Suppose $p$ is an odd prime. Show that $$\large\left(\left(\frac{p-1}{2}\right)!\right)^2\equiv(-1)^{\frac{p+1}{2}}\pmod{p}$$

(The whole factorial is squared)

Question

[SOLVED] Before I go to bed, have an interesting little number theory problem because I'm bored.

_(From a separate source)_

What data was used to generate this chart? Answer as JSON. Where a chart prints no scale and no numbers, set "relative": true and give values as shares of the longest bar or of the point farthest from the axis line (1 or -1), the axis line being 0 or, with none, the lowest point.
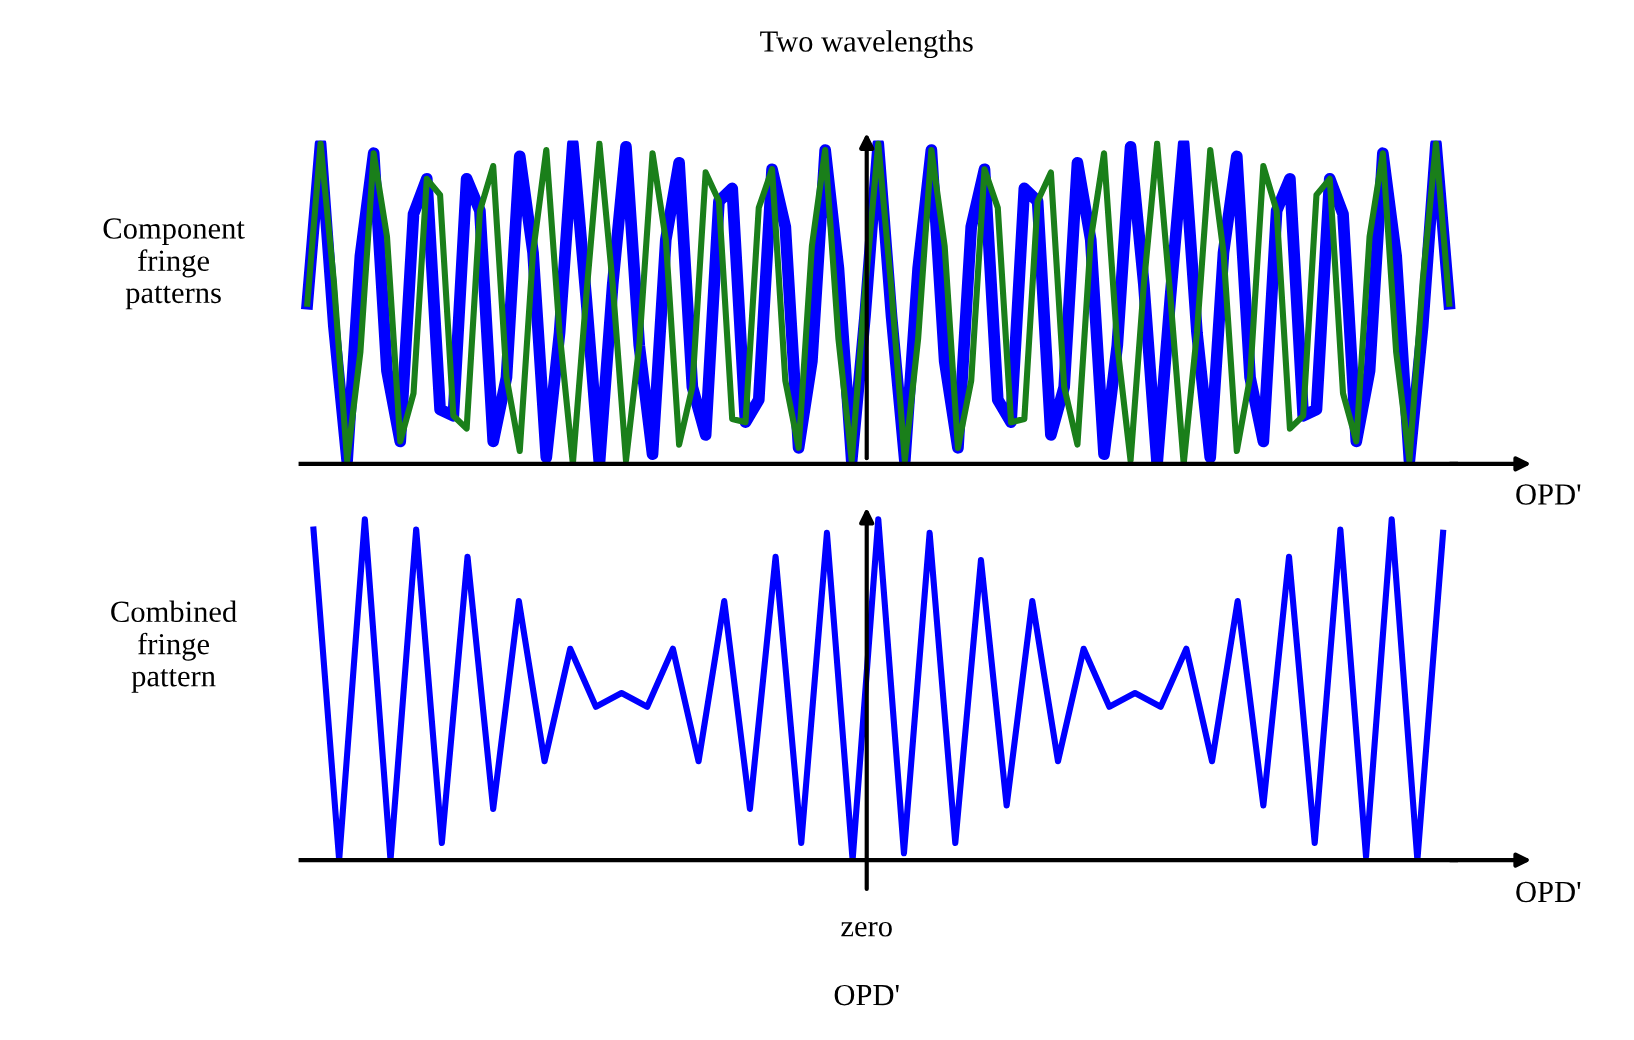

Suppose $p$ is an odd prime. Show that $$\large\left(\left(\frac{p-1}{2}\right)!\right)^2\equiv(-1)^{\frac{p+1}{2}}\pmod{p}$$

(The whole factorial is squared)

anonymous · Answer

First note that:$$\left(\left(\frac{p-1}{2}\right)!\right)^2 = \left(1\cdot2\cdot 3\cdots \frac{p-1}{2}\right)\left(1\cdot2\cdot 3\cdots \frac{p-1}{2}\right)$$Since we are looking at things mod p, we see that:$$1 = -(p-1),2 = -(p-2),\ldots , \frac{p-1}{2}=-\left(\frac{p-1}{2}+1\right)$$This gives us:$$\left(1\cdot2\cdot 3\cdots \frac{p-1}{2}\right)\left(1\cdot2\cdot 3\cdots \frac{p-1}{2}\right)$$$$=\left(1\cdot2\cdot 3\cdots \frac{p-1}{2}\right)\left(-\left(\frac{p-1}{2}+1\right)\cdots -(p-1)\right)$$$$=(-1)^{\frac{p-1}{2}}(p-1)!$$After this, an application of Wilson's Theorem will do the trick.

kinggeorge · Answer

Perfect solution.